Yes, indeed, that was my programme note and thus my production set a new theatrical record as being the first one in which the audience was asleep at the begining of the play as well as the end!
Any chance David, your archives go back to 1997/98?
I'd enjoy reading whether you "predicted" Blair was gonna be a Hamlet or whether a Coriolanus.
(As for why I'm not commenting on "Andra's Tits" post - I began feeling very faint just reading it - I'm not used to aerobics.
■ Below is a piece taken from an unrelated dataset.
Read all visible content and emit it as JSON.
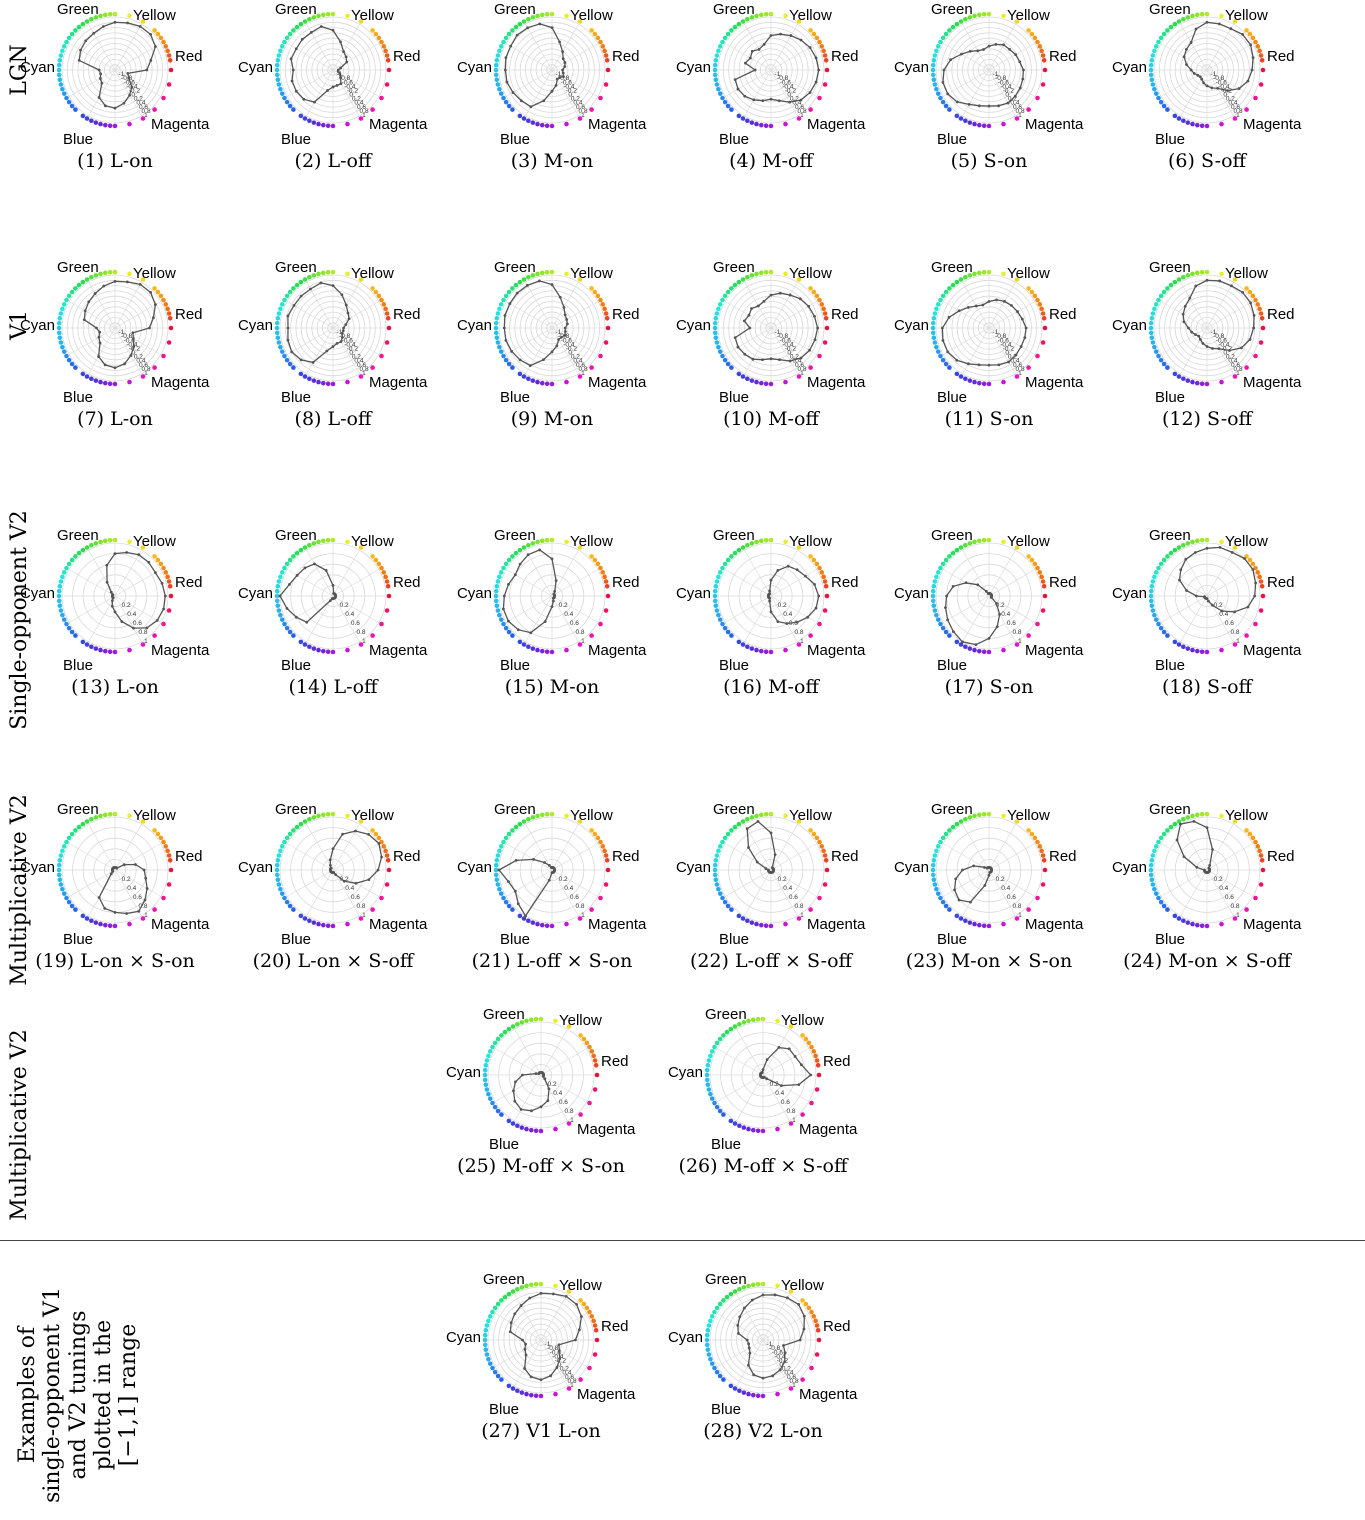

Besides, I'm divorced now going on fifteen years - looking at pert, delectable, fresh, peachy, firm, delicious-appearing, squeezily-looking, yummy, ...
Anyway, without a wife to yell at me - I get lost in tits.)
Posted by: JK | Wednesday, 22 January 2014 at 23:27
Ah, JK, go to bed.....perchance to dream.
Posted by: Andra | Thursday, 23 January 2014 at 05:54
And it is nice to think that one person was so enamoured with the play that his email address still reads "Tristan Zara" in honour of the show.
I'm afraid that Jemima passed away some time ago, but we still remember her.
I will send a more comprehensive reply later to your email.